L'explication qu'il donna plus tard lui-même dans ses mémoires témoigne d'une pensée plus noble et plus haute, en même temps que d'un bon sens très avisé.
"Oui j'ai servi le grand Napoléon, écrivait-il, parce qu'il était le chef glorieux de la France ; j'ai servi Louis XVIII et Charles X parce qu'ils furent aussi chefs de ma Patrie et que nous, soldats, nous combattons pour le pays, partout où il doit être défendu. Croyez-vous réellement que parce que les évènements en quarante années, ont tué un excellent roi, écrasé une ignoble terreur, culbuté une faible et bavarde République, élevé un magnifique empire qui s'est détruit lui-même, rétabli Louis XVIII avec sa constitution, renvoyé son frère Charles par son entêtement et créé un nouveau gouvernement, croyez-vous, dis-je, que nous, soldats seuls victimes de tous ces grands tripotages, avons perdu nos droits de Français ? Non ! nous serons toujours les premiers enfants de la Patrie, parce que nous lui donnons le plus et que nous recevons le moins !"

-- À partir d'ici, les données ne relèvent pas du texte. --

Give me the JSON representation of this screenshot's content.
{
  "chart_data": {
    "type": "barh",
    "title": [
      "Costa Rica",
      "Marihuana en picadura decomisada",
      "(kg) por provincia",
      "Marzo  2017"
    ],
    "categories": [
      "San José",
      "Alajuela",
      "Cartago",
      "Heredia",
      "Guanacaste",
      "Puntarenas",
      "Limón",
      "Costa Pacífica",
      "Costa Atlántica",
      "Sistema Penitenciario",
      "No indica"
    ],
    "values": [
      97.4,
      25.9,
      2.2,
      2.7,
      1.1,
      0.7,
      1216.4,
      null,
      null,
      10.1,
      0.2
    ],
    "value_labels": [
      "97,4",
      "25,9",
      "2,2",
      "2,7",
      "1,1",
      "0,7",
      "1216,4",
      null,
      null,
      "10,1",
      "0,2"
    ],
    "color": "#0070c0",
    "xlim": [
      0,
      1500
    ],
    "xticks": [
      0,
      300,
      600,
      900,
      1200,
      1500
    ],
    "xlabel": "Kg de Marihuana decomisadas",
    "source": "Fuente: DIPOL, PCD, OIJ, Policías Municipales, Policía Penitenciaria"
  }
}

Le 24 décembre 1785, naquit à Verson, un fils à Me Antoine Gautier de Villiers, licencié-ès-lois, contrôleur de la régie pour le roi et à noble Aimée Le Boitvin de Belloney son épouse.
Ce fils - notre capitaine - reçut les prénoms de Edme-Louis-Antoine.
M. Hunger dans sa très complète et très attachante Histoire de Verson a reproduit l'acte de baptême en même temps que les passages les plus curieux des mémoires de son intrépide concitoyen.
En historien consciencieux qui ne se paie pas de mots et pour qui rien n'est certain sans preuves, l'auteur ne se laisse pas entraîner par la sympathie qu'il peut éprouver, qu'il éprouve certainement pour le capitaine Gautier, enfant comme lui de Verson.
Il se borne à reproduire son texte et lui laisse en même temps l'entière responsabilité des héroïques exploits dont il se vante, dit-il, avec une assurance telle qu'on se demande parfois s'il est normand ou bien gascon.
Moins rigoristes, nous ferons crédit sur parole au capitaine et nous risquerons même au besoin une oreille complaisante à quelques unes des aventures que la tradition populaire et bon enfant qui ne prête qu'aux riches, lui attribue avec une insistance qui s'est manifestée jusqu'à nos jours.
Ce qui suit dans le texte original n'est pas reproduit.